Friday, January 18, 2008

A Hockey-Related Reason For Toronto's Problems

The Toronto Maple Leafs are not doing very well this season. They have a record of 18-29 (with eight losses counted as regulation ties), which has them third from last in the NHL. It is well known that GM John Ferguson Jr is on the outs with ownership. Richard Peddie, the Leafs President was on record that hiring of John Ferguson Jr as GM was a mistake. He said this in November. It is now passed the middle of January and Ferguson remains GM. The Leafs have been openly looking for a candidate to replace Ferguson on an interim basis, but Ferguson remains GM. In a dysfunctional environment like that, it is clear that building a winning hockey team is nearly impossible.
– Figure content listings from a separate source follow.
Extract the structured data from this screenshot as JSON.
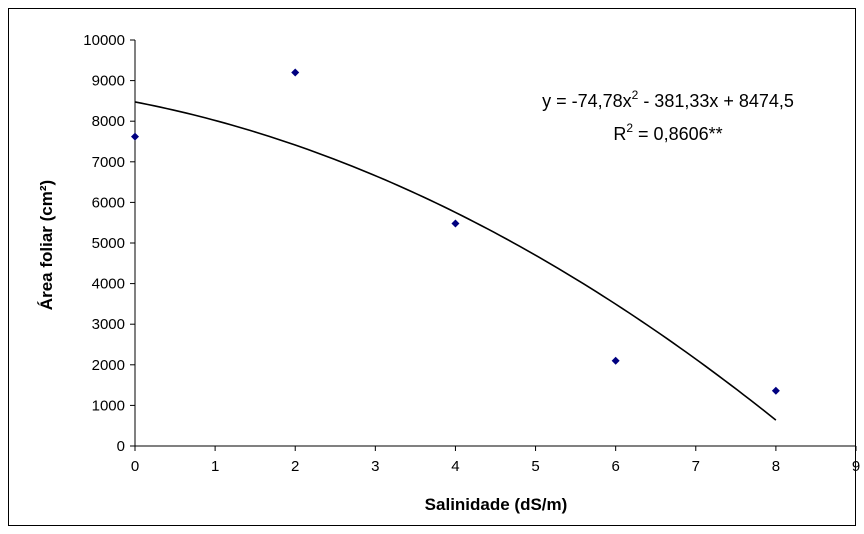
{
  "chart_data": {
    "type": "scatter",
    "x": [
      0,
      2,
      4,
      6,
      8
    ],
    "y": [
      7620,
      9200,
      5480,
      2100,
      1360
    ],
    "marker_color": "#000080",
    "xlabel": "Salinidade (dS/m)",
    "ylabel": "Área foliar (cm²)",
    "xlim": [
      0,
      9
    ],
    "ylim": [
      0,
      10000
    ],
    "x_ticks": [
      "0",
      "1",
      "2",
      "3",
      "4",
      "5",
      "6",
      "7",
      "8",
      "9"
    ],
    "y_ticks": [
      "0",
      "1000",
      "2000",
      "3000",
      "4000",
      "5000",
      "6000",
      "7000",
      "8000",
      "9000",
      "10000"
    ],
    "grid": false,
    "trendline": {
      "type": "polynomial",
      "coefficients": {
        "a": -74.78,
        "b": -381.33,
        "c": 8474.5
      },
      "x_range": [
        0,
        8
      ],
      "equation_parts": [
        "y = -74,78x",
        "2",
        " - 381,33x + 8474,5"
      ],
      "r2_parts": [
        "R",
        "2",
        " = 0,8606**"
      ]
    }
  }
}
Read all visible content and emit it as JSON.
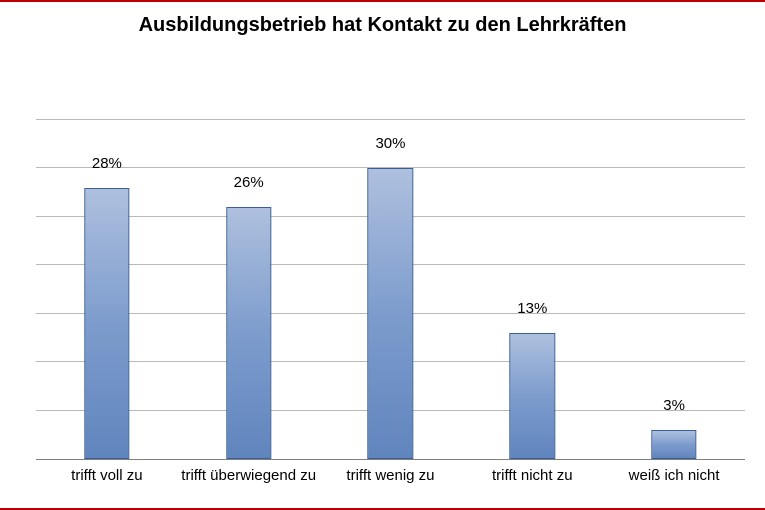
{
  "chart": {
    "type": "bar",
    "title": "Ausbildungsbetrieb hat Kontakt zu den Lehrkräften",
    "title_fontsize": 20,
    "title_fontweight": "bold",
    "categories": [
      "trifft voll zu",
      "trifft überwiegend zu",
      "trifft wenig zu",
      "trifft nicht zu",
      "weiß ich nicht"
    ],
    "values": [
      28,
      26,
      30,
      13,
      3
    ],
    "value_labels": [
      "28%",
      "26%",
      "30%",
      "13%",
      "3%"
    ],
    "ylim": [
      0,
      35
    ],
    "ytick_step": 5,
    "frame_border_color": "#c00000",
    "background_color": "#ffffff",
    "grid_color": "#b9b9b9",
    "axis_color": "#808080",
    "bar_gradient_top": "#aec0de",
    "bar_gradient_mid": "#7d9ccd",
    "bar_gradient_bot": "#6085bd",
    "bar_border_color": "#3a5e95",
    "bar_width_pct": 32,
    "label_fontsize": 15,
    "value_label_fontsize": 15,
    "value_label_gap": 16
  }
}
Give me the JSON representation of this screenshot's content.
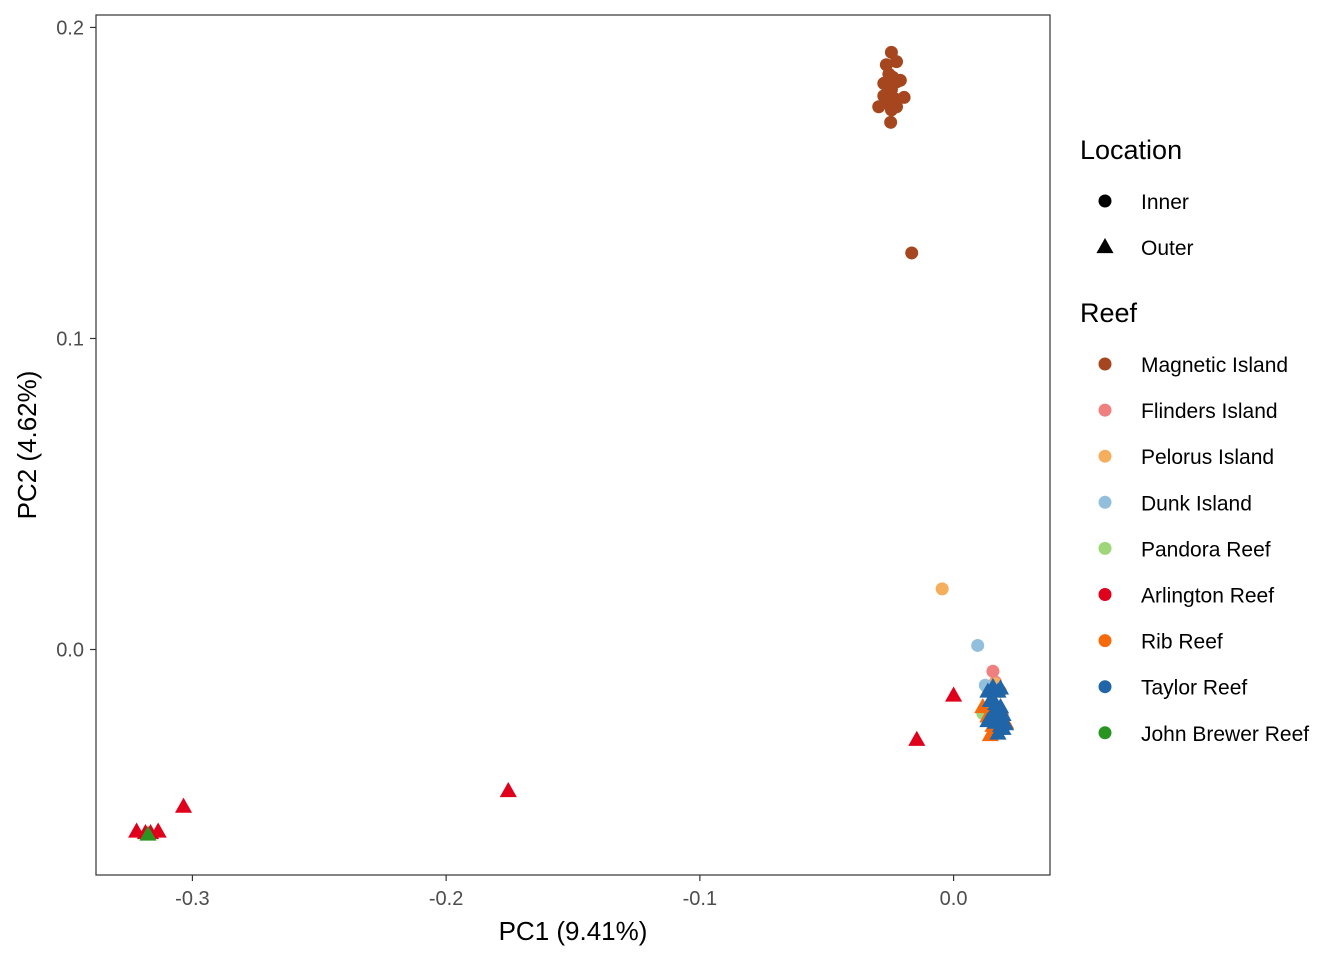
{
  "chart_data": {
    "type": "scatter",
    "title": "",
    "xlabel": "PC1 (9.41%)",
    "ylabel": "PC2 (4.62%)",
    "xlim": [
      -0.338,
      0.038
    ],
    "ylim": [
      -0.0725,
      0.204
    ],
    "xticks": [
      {
        "value": -0.3,
        "label": "-0.3"
      },
      {
        "value": -0.2,
        "label": "-0.2"
      },
      {
        "value": -0.1,
        "label": "-0.1"
      },
      {
        "value": 0.0,
        "label": "0.0"
      }
    ],
    "yticks": [
      {
        "value": 0.0,
        "label": "0.0"
      },
      {
        "value": 0.1,
        "label": "0.1"
      },
      {
        "value": 0.2,
        "label": "0.2"
      }
    ],
    "grid": false,
    "legend_position": "right",
    "legends": [
      {
        "title": "Location",
        "entries": [
          {
            "label": "Inner",
            "shape": "circle"
          },
          {
            "label": "Outer",
            "shape": "triangle"
          }
        ]
      },
      {
        "title": "Reef",
        "entries": [
          {
            "label": "Magnetic Island",
            "color": "#A6461F"
          },
          {
            "label": "Flinders Island",
            "color": "#F08080"
          },
          {
            "label": "Pelorus Island",
            "color": "#F5AE5B"
          },
          {
            "label": "Dunk Island",
            "color": "#92C0DC"
          },
          {
            "label": "Pandora Reef",
            "color": "#9FD67A"
          },
          {
            "label": "Arlington Reef",
            "color": "#E0001B"
          },
          {
            "label": "Rib Reef",
            "color": "#F76A0C"
          },
          {
            "label": "Taylor Reef",
            "color": "#1F65A8"
          },
          {
            "label": "John Brewer Reef",
            "color": "#2A9421"
          }
        ]
      }
    ],
    "series": [
      {
        "name": "Magnetic Island",
        "location": "Inner",
        "shape": "circle",
        "color": "#A6461F",
        "points": [
          [
            -0.0245,
            0.192
          ],
          [
            -0.0265,
            0.188
          ],
          [
            -0.0225,
            0.189
          ],
          [
            -0.0255,
            0.185
          ],
          [
            -0.024,
            0.184
          ],
          [
            -0.0275,
            0.182
          ],
          [
            -0.0225,
            0.1825
          ],
          [
            -0.021,
            0.183
          ],
          [
            -0.026,
            0.179
          ],
          [
            -0.0245,
            0.18
          ],
          [
            -0.0275,
            0.178
          ],
          [
            -0.023,
            0.177
          ],
          [
            -0.0195,
            0.1775
          ],
          [
            -0.0295,
            0.1745
          ],
          [
            -0.0255,
            0.1755
          ],
          [
            -0.0225,
            0.1745
          ],
          [
            -0.0245,
            0.1735
          ],
          [
            -0.0248,
            0.1695
          ],
          [
            -0.0165,
            0.1275
          ]
        ]
      },
      {
        "name": "Flinders Island",
        "location": "Inner",
        "shape": "circle",
        "color": "#F08080",
        "points": [
          [
            0.0155,
            -0.007
          ],
          [
            0.0165,
            -0.0105
          ]
        ]
      },
      {
        "name": "Pelorus Island",
        "location": "Inner",
        "shape": "circle",
        "color": "#F5AE5B",
        "points": [
          [
            -0.0045,
            0.0195
          ],
          [
            0.0135,
            -0.0125
          ],
          [
            0.0165,
            -0.011
          ],
          [
            0.0185,
            -0.0135
          ]
        ]
      },
      {
        "name": "Dunk Island",
        "location": "Inner",
        "shape": "circle",
        "color": "#92C0DC",
        "points": [
          [
            0.0095,
            0.0013
          ],
          [
            0.0125,
            -0.0115
          ],
          [
            0.0145,
            -0.0125
          ]
        ]
      },
      {
        "name": "Pandora Reef",
        "location": "Inner",
        "shape": "circle",
        "color": "#9FD67A",
        "points": [
          [
            0.0115,
            -0.0205
          ],
          [
            0.0135,
            -0.0215
          ]
        ]
      },
      {
        "name": "Arlington Reef",
        "location": "Outer",
        "shape": "triangle",
        "color": "#E0001B",
        "points": [
          [
            -0.322,
            -0.0585
          ],
          [
            -0.3185,
            -0.059
          ],
          [
            -0.3165,
            -0.059
          ],
          [
            -0.3135,
            -0.0585
          ],
          [
            -0.3035,
            -0.0505
          ],
          [
            -0.1755,
            -0.0455
          ],
          [
            -0.0145,
            -0.029
          ],
          [
            0.0,
            -0.0148
          ]
        ]
      },
      {
        "name": "Rib Reef",
        "location": "Outer",
        "shape": "triangle",
        "color": "#F76A0C",
        "points": [
          [
            0.0115,
            -0.0185
          ],
          [
            0.0135,
            -0.0215
          ],
          [
            0.0155,
            -0.0245
          ],
          [
            0.0145,
            -0.0275
          ],
          [
            0.0175,
            -0.0255
          ],
          [
            0.0185,
            -0.019
          ],
          [
            0.0205,
            -0.0235
          ]
        ]
      },
      {
        "name": "Taylor Reef",
        "location": "Outer",
        "shape": "triangle",
        "color": "#1F65A8",
        "points": [
          [
            0.0135,
            -0.0135
          ],
          [
            0.0155,
            -0.012
          ],
          [
            0.0175,
            -0.0135
          ],
          [
            0.0185,
            -0.0125
          ],
          [
            0.0145,
            -0.0165
          ],
          [
            0.0165,
            -0.0175
          ],
          [
            0.0185,
            -0.0185
          ],
          [
            0.0155,
            -0.0205
          ],
          [
            0.0175,
            -0.0215
          ],
          [
            0.0195,
            -0.021
          ],
          [
            0.0135,
            -0.023
          ],
          [
            0.0165,
            -0.0235
          ],
          [
            0.0185,
            -0.0245
          ],
          [
            0.0195,
            -0.0255
          ],
          [
            0.0205,
            -0.024
          ],
          [
            0.0175,
            -0.027
          ]
        ]
      },
      {
        "name": "John Brewer Reef",
        "location": "Outer",
        "shape": "triangle",
        "color": "#2A9421",
        "points": [
          [
            -0.3175,
            -0.0595
          ]
        ]
      }
    ]
  }
}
Putting aside the ridiculous situation in management of the Toronto Maple Leafs, there is a simple hockey-related reason the team is doing poorly. That reason is the draft. Toronto has not drafted well. In fact the only players who Toronto drafted who have made an impact (for the sake of argument we will define playing 25 games so far this year as making an impact) in the NHL on any team (not only Toronto) so far this season are Tomas Kaberle (1996 pick 204), Nik Antropov (1998 pick 10), Alexei Ponikarovsky (1998 pick 87), Brad Boyes (2000 pick 24 a St Louis Blue), Kyle Wellwood (2001 pick 134), Alex Steen (2002 pick 24), Matt Stajan (2002 pick 57) and Ian White (2002 pick 191). There are eight Toronto draft picks who have made an impact anywhere in the NHL this season. Only eight! One of them is not Leaf property (Brad Boyes). He was traded in part of a package to obtain Owen Nolan from San Jose. Nolan is also not Leaf property anymore.

A good team would have picked at least twice as many impact NHL players. The problems are that the Leafs have been constantly in search of the "final piece of the puzzle" to complete their winning team. This myth is a poor way to build any team. The Leafs have acquired many final pieces but have not made it close to the Stanley Cup in years. The pieces they traded away to obtain these final pieces have usually been futures. Draft picks who might have been able to make an impact if the Leafs kept them. This has been a problem that is independent of GM. It happened under Cliff Fletcher, Ken Dryden, Pat Quinn and John Ferguson Jr. After years of chasing a mythical final piece and paying in the future, the lack of a future has become the present.

Toronto needs to rebuild. They need to have some patience and forward thinking when they do it. Obviously the team won't be winning right now. There is no way to change that. Find a good hockey man. Put him in place as president and GM and leave him alone to right the ship. Until that happens Toronto will remain an also ran.